Entidades de defesa da classe jornalística iniciaram uma verdadeira frente de batalha contra o projeto Parceiros do RJ, quadro do telejornal RJ TV, da Rede Globo. Segundo os defensores da causa a emissora carioca está utilizando-se de mão de obra barata para substituir os jornalistas profissionais e, com isso, sucateando a profissão.

O Sindicato dos Jornalistas Profissionais do Município do Rio de Janeiro (SJPMRJ) e a Associação dos Repórteres Fotográficos e Cinematográficos do Estado do Rio de Janeiro (Arfoc) enviaram carta à Globo exigindo que um pré-acordo feito com a emissora – no qual ficou estabelecido que a rede televisiva somente veicularia depoimentos de moradores de comunidades carentes, mas não usaria os mesmos como repórteres – fosse cumprido.

O protesto das representações sindicais ocorre, sobretudo, em razão de uma reportagem do projeto que dura quatro minutos, e, na concepção das entidades, contradiz o acordo.

“Um exemplo gritante de que a TV Globo prometeu uma coisa e fez outra”, critica a carta, “é a matéria que foi ao ar no dia 25 de abril último, segunda-feira, no RJTV 1ª Edição sobre o aniversário de 131 anos do Instituto de Educação, na Tijuca”, diz trecho da carta enviada na tarde desta sexta-feira (29).

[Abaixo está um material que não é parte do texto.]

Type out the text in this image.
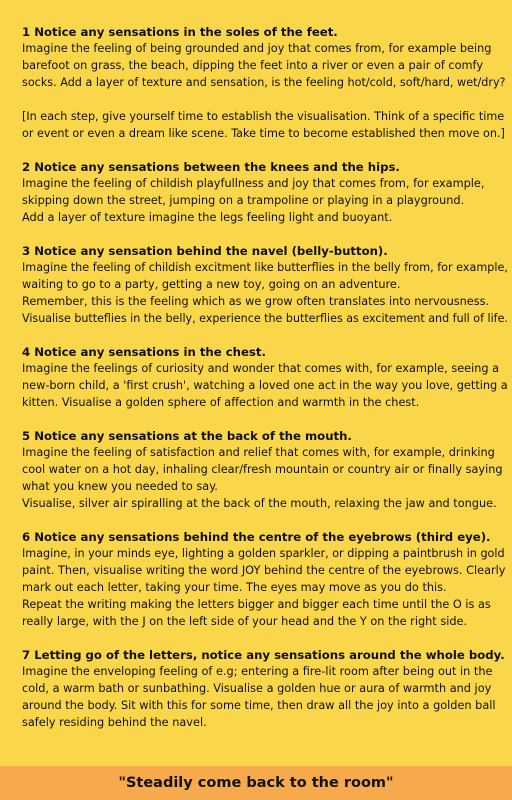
1 Notice any sensations in the soles of the feet.

Imagine the feeling of being grounded and joy that comes from, for example being

barefoot on grass, the beach, dipping the feet into a river or even a pair of comfy

socks. Add a layer of texture and sensation, is the feeling hot/cold, soft/hard, wet/dry?

[In each step, give yourself time to establish the visualisation. Think of a specific time

or event or even a dream like scene. Take time to become established then move on.]

2 Notice any sensations between the knees and the hips.

Imagine the feeling of childish playfullness and joy that comes from, for example,

skipping down the street, jumping on a trampoline or playing in a playground.

Add a layer of texture imagine the legs feeling light and buoyant.

3 Notice any sensation behind the navel (belly-button).

Imagine the feeling of childish excitment like butterflies in the belly from, for example,

waiting to go to a party, getting a new toy, going on an adventure.

Remember, this is the feeling which as we grow often translates into nervousness.

Visualise butteflies in the belly, experience the butterflies as excitement and full of life.

4 Notice any sensations in the chest.

Imagine the feelings of curiosity and wonder that comes with, for example, seeing a

new-born child, a 'first crush', watching a loved one act in the way you love, getting a

kitten. Visualise a golden sphere of affection and warmth in the chest.

5 Notice any sensations at the back of the mouth.

Imagine the feeling of satisfaction and relief that comes with, for example, drinking

cool water on a hot day, inhaling clear/fresh mountain or country air or finally saying

what you knew you needed to say.

Visualise, silver air spiralling at the back of the mouth, relaxing the jaw and tongue.

6 Notice any sensations behind the centre of the eyebrows (third eye).

Imagine, in your minds eye, lighting a golden sparkler, or dipping a paintbrush in gold

paint. Then, visualise writing the word JOY behind the centre of the eyebrows. Clearly

mark out each letter, taking your time. The eyes may move as you do this.

Repeat the writing making the letters bigger and bigger each time until the O is as

really large, with the J on the left side of your head and the Y on the right side.

7 Letting go of the letters, notice any sensations around the whole body.

Imagine the enveloping feeling of e.g; entering a fire-lit room after being out in the

cold, a warm bath or sunbathing. Visualise a golden hue or aura of warmth and joy

around the body. Sit with this for some time, then draw all the joy into a golden ball

safely residing behind the navel.

"Steadily come back to the room"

“(…) percebemos que está acontecendo exatamente aquilo que o Sindicato e muitos jornalistas temiam: repórteres e repórteres cinematográficos estão sendo substituídos por jovens inexperientes submetidos a um rápido treinamento, e a baixo custo, numa precarização inadmissível do mercado de trabalho”, ressalta o manifesto.

Segundo o site Portal Imprensa esta não é a primeira vez que um profissional de outra incumbência faz a vez de um jornalista no RJ TV. O site lembra que na época em que o Complexo do Alemão e a Vila Cruzeiro foram invadidos no ano passado, o comentarista e ex-comandante do Batalhão de Operações Especiais (Bope), Rodrigo Pimentel, também desempenhou a função de repórter. O fato já havia irritado a representação sindical.

“O erro da TV Globo torna-se ainda mais grave porque, ao confundir a figura de um policial com a de repórteres, expõe a riscos ainda maiores os profissionais da imprensa em geral que cobrem a violência na cidade, e não apenas os daquela emissora, tornando-os alvos em potencial de bandidos”, afirmou o sindicato à época.